Entretien à propos de l’exposition utopos

Franz Kreysler, 2010

Franz Kreysler : Quand tu m’as parlé du projet de l’exposition utopos, et que le titre a résonné dans ma tête, sans d’ailleurs que je sache vraiment de quoi il s’agissait (entre « utopie » au sens contemporain et « lieux »), utopos me paraissait être un terme incongru, presque indéfini. J’étais incertain à propos des valeurs et du sens qu’il portait. Peux-tu me donner les raisons de ce choix ?

Guillaume Hillairet : Les lieux sont depuis de nombreuses années un facteur essentiel des formes visuelles et narratives que je travaille. J’envisage chacun de mes projets dans un sens géographique élargi qui englobe aussi bien un espace, un endroit, qu’une pensée, une action... En rassemblant les différents projets qui allaient être montrés, il apparaissait un cheminement. Les propositions entre elles m’amenaient à cette idée que si on peut factuellement discerner des espaces et des lieux, aucun de ceux-ci ne doivent être fixes et/ou tangibles. Ils se doivent d’être mis en mouvement, donc de devenir des non-lieux à mon sens. Néanmoins, un parcours implique qu’il y ait un espace physique et un espace de réflexion. La juxtaposition et/ou l’imbrication que je voulais donner à ces deux espaces forment l’utopos tel que je l’entends pour cette exposition. Utopos est un néologisme, qui pourrait signifier le lieu qui n’est nulle part.

FK : Le terme en lui-même est un espace linguistique de l’ordre de l’invention, est-ce quelque chose qui t’intéressait dans ce choix ?

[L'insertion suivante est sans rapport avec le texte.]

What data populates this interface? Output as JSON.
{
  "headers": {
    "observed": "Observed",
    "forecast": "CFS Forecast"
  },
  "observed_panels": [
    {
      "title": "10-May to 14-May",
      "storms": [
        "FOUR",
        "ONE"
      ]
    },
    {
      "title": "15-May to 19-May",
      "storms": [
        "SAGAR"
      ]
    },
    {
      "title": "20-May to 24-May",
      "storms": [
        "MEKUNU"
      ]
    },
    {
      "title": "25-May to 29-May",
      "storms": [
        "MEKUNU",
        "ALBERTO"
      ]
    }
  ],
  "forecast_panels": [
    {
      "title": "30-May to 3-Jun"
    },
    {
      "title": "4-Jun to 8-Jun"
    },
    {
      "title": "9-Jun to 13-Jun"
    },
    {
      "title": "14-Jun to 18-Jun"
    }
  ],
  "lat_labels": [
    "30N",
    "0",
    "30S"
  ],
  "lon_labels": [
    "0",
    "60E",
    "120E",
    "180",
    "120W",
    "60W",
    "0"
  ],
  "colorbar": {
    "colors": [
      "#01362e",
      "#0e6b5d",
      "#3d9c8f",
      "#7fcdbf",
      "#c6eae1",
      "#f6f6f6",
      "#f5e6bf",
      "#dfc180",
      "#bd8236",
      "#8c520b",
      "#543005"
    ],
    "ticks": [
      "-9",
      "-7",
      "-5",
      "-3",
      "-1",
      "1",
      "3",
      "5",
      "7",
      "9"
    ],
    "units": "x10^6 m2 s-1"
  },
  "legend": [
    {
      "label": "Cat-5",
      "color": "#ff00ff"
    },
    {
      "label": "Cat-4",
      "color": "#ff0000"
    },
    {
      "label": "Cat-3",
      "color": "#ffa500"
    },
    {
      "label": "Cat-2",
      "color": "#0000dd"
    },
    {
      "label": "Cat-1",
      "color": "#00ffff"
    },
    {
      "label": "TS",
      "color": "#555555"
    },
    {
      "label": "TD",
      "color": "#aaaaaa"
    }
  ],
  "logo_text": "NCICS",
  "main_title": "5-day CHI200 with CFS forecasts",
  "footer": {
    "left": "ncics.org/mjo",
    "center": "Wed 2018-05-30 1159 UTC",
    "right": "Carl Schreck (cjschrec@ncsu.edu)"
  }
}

GH : Loin de l’idée d’une république idéale, comme l’île d’Utopie de Thomas More, l’utopos est pour moi plutôt un creuset formel de pensée, dans lequel toute œuvre ou idée peut naître, évoluer, et se signifier en tant que moment, donc rencontre. Dans mon processus de création, il est autant un moment qu’un lieu stricto sensu. Dans l’exposition, qui est une temporalité, il y a une conjoncture des deux, qui devient force de proposition formelle. L’idée d’invention me plaît, j’essaie d’inventer des points de liaison qui parlent des lieux, et de nous à l’intérieur de ces lieux.

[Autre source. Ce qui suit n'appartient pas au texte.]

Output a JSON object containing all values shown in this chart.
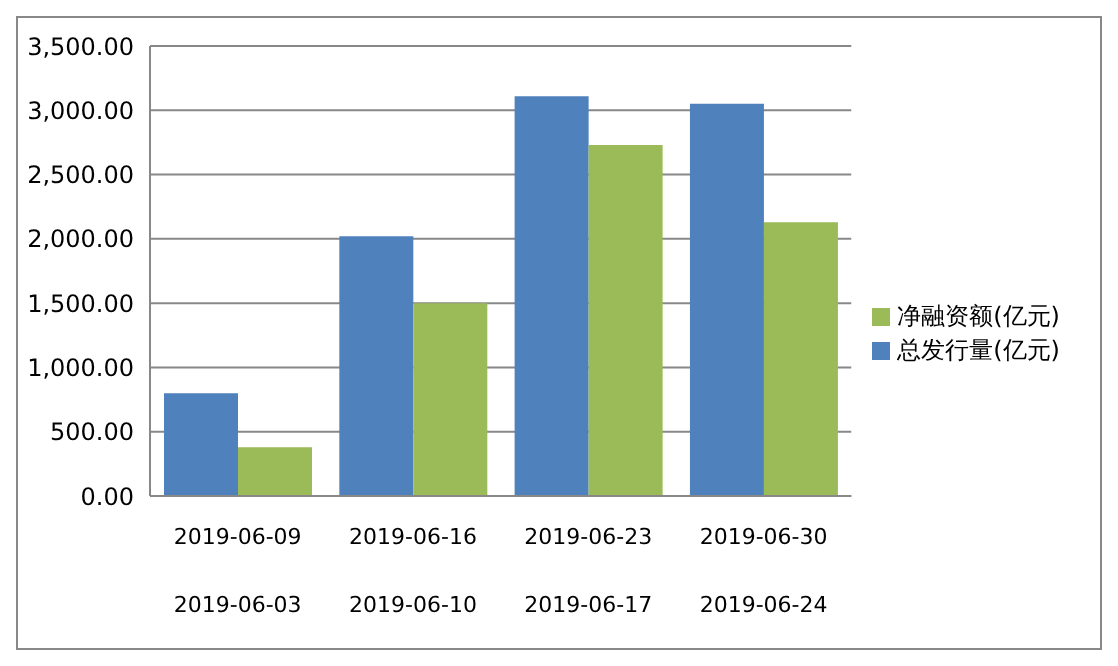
{
  "chart_data": {
    "type": "bar",
    "categories": [
      "2019-06-09\n2019-06-03",
      "2019-06-16\n2019-06-10",
      "2019-06-23\n2019-06-17",
      "2019-06-30\n2019-06-24"
    ],
    "series": [
      {
        "name": "总发行量(亿元)",
        "color": "#4f81bd",
        "values": [
          800,
          2020,
          3110,
          3050
        ]
      },
      {
        "name": "净融资额(亿元)",
        "color": "#9bbb59",
        "values": [
          380,
          1500,
          2730,
          2130
        ]
      }
    ],
    "ylim": [
      0,
      3500
    ],
    "yticks": [
      {
        "value": 0,
        "label": "0.00"
      },
      {
        "value": 500,
        "label": "500.00"
      },
      {
        "value": 1000,
        "label": "1,000.00"
      },
      {
        "value": 1500,
        "label": "1,500.00"
      },
      {
        "value": 2000,
        "label": "2,000.00"
      },
      {
        "value": 2500,
        "label": "2,500.00"
      },
      {
        "value": 3000,
        "label": "3,000.00"
      },
      {
        "value": 3500,
        "label": "3,500.00"
      }
    ],
    "grid": "y",
    "legend": "right"
  }
}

FK : Les pièces de l’exposition nous renvoient souvent à des lieux indéterminés. On pourrait être aussi bien à l’intérieur qu’à l’extérieur, de nuit comme de jour, seul ou accompagné, il pourrait s’agir de lieux où l’on passe et d’autres où l’on pourrait se perdre, sans qu’il y ait une définition perceptuelle exacte de l’endroit où nous nous trouvons, si ce n’est dans l’exposition…

GH : Nous sommes récepteurrices d’images dans un contexte qui génère du lien, de l’interrogation. Et je trouve intéressants ces rapports inclusifs et à la fois exclusifs, dans un balancement, quand la déambulation nous mène finalement dans un cul-de-sac et que l’on soit obligé de revenir sur ses pas, de refaire le chemin en sens inverse, ouvrant la voie à de nouvelles connexions.

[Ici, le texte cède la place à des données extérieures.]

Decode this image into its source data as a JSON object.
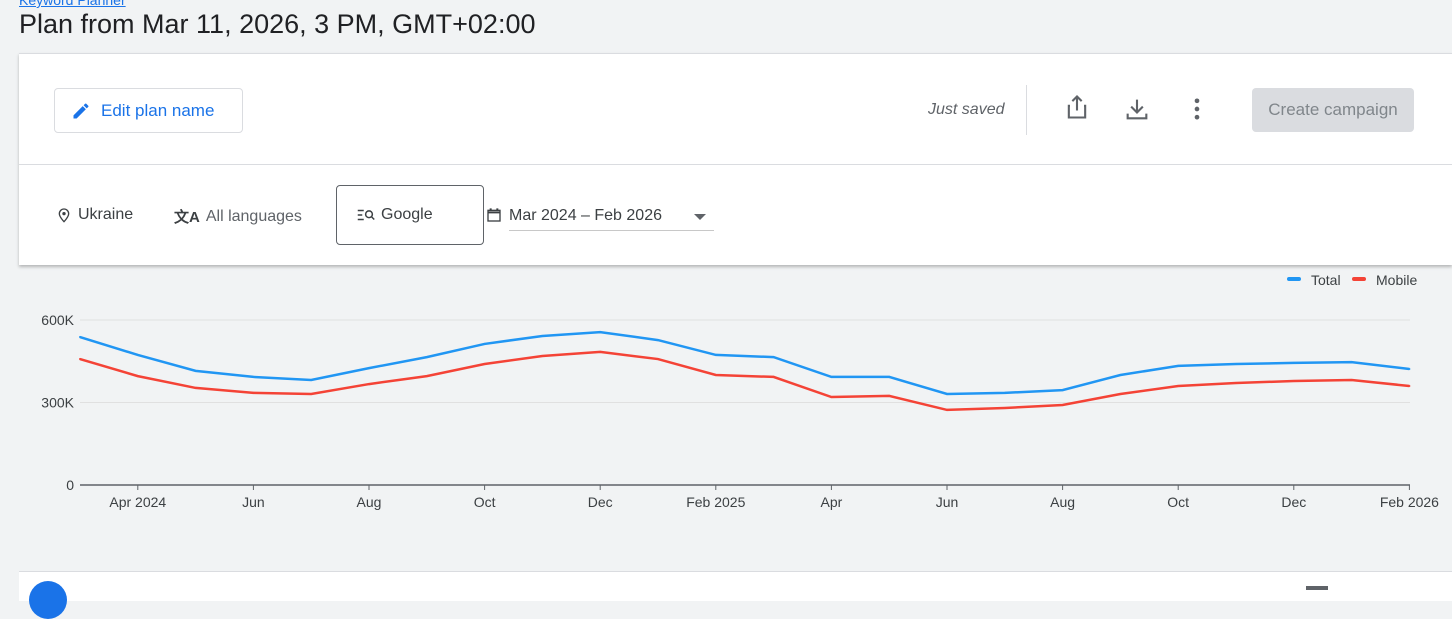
{
  "breadcrumb": "Keyword Planner",
  "page_title": "Plan from Mar 11, 2026, 3 PM, GMT+02:00",
  "toolbar": {
    "edit_label": "Edit plan name",
    "status": "Just saved",
    "create_label": "Create campaign",
    "icons": [
      "share-icon",
      "download-icon",
      "more-vert-icon"
    ]
  },
  "filters": {
    "location": "Ukraine",
    "language": "All languages",
    "network": "Google",
    "date_range": "Mar 2024 – Feb 2026"
  },
  "chart_data": {
    "type": "line",
    "x": [
      "Mar 2024",
      "Apr 2024",
      "May 2024",
      "Jun 2024",
      "Jul 2024",
      "Aug 2024",
      "Sep 2024",
      "Oct 2024",
      "Nov 2024",
      "Dec 2024",
      "Jan 2025",
      "Feb 2025",
      "Mar 2025",
      "Apr 2025",
      "May 2025",
      "Jun 2025",
      "Jul 2025",
      "Aug 2025",
      "Sep 2025",
      "Oct 2025",
      "Nov 2025",
      "Dec 2025",
      "Jan 2026",
      "Feb 2026"
    ],
    "tick_labels": [
      "Apr 2024",
      "Jun",
      "Aug",
      "Oct",
      "Dec",
      "Feb 2025",
      "Apr",
      "Jun",
      "Aug",
      "Oct",
      "Dec",
      "Feb 2026"
    ],
    "y_ticks": [
      "0",
      "300K",
      "600K"
    ],
    "ylim": [
      0,
      600000
    ],
    "grid": true,
    "legend": "top-right",
    "series": [
      {
        "name": "Total",
        "color": "#2196f3",
        "values": [
          538000,
          473000,
          415000,
          393000,
          382000,
          425000,
          465000,
          513000,
          542000,
          556000,
          527000,
          473000,
          465000,
          393000,
          393000,
          331000,
          335000,
          345000,
          400000,
          433000,
          440000,
          444000,
          447000,
          422000
        ]
      },
      {
        "name": "Mobile",
        "color": "#f44336",
        "values": [
          458000,
          396000,
          353000,
          335000,
          331000,
          367000,
          396000,
          440000,
          469000,
          484000,
          458000,
          400000,
          393000,
          320000,
          324000,
          273000,
          280000,
          291000,
          331000,
          360000,
          371000,
          378000,
          382000,
          360000
        ]
      }
    ]
  }
}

FK : De nombreuses propositions de l’exposition sont reliées par une idée forte qui est une ambivalence entre un état construit, agencé, sa représentation, et la sensation qu’il y a un état sensible et instable qui fait glisser notre perception vers un sentiment que quelque chose est à l’œuvre, qu’un travail s’opère.

GH : Le moment où l’on prend conscience qu’il y a quelque chose à l’œuvre, où l’on perçoit un événement alors qu’on pourrait simplement ne pas le saisir, est la part de dialogue que j’aime entretenir avec le ou la spectateurrice : dans la vidéo disparition(s) III, c’est le moment où il ou elle s’aperçoit que le mobilier et les objets de la pièce disparaissent, alors qu’il ou elle pensait être devant une image fixe, ou dans vanishing point quand il ou elle s’aperçoit qu’un personnage apparaît subrepticement comme une forme fantomatique. Ce sont des moments qui modifient chez la personne présente les perceptions qu’elle avait des images regardées quelques secondes auparavant. J’ai présent à l’esprit le moment où Jeffrey Beaumont, dans Blue Velvet de David Lynch, découvre une oreille humaine dans l’herbe d’une friche en rentrant chez lui. Il y a un basculement : Lumberton petite ville tranquille devient un autre lieu, ce qui déclenche un tout autre rapport aux personnages et à leur environnement.

FK : Tu entretiens avec les espaces, les lieux un rapport singulier, l’exposition Utopos nous en donne quelques clefs. Peux-tu nous dire où se trouvent les racines, les moments et les lieux qui t’ont donné à envisager de construire ton travail de cette manière ?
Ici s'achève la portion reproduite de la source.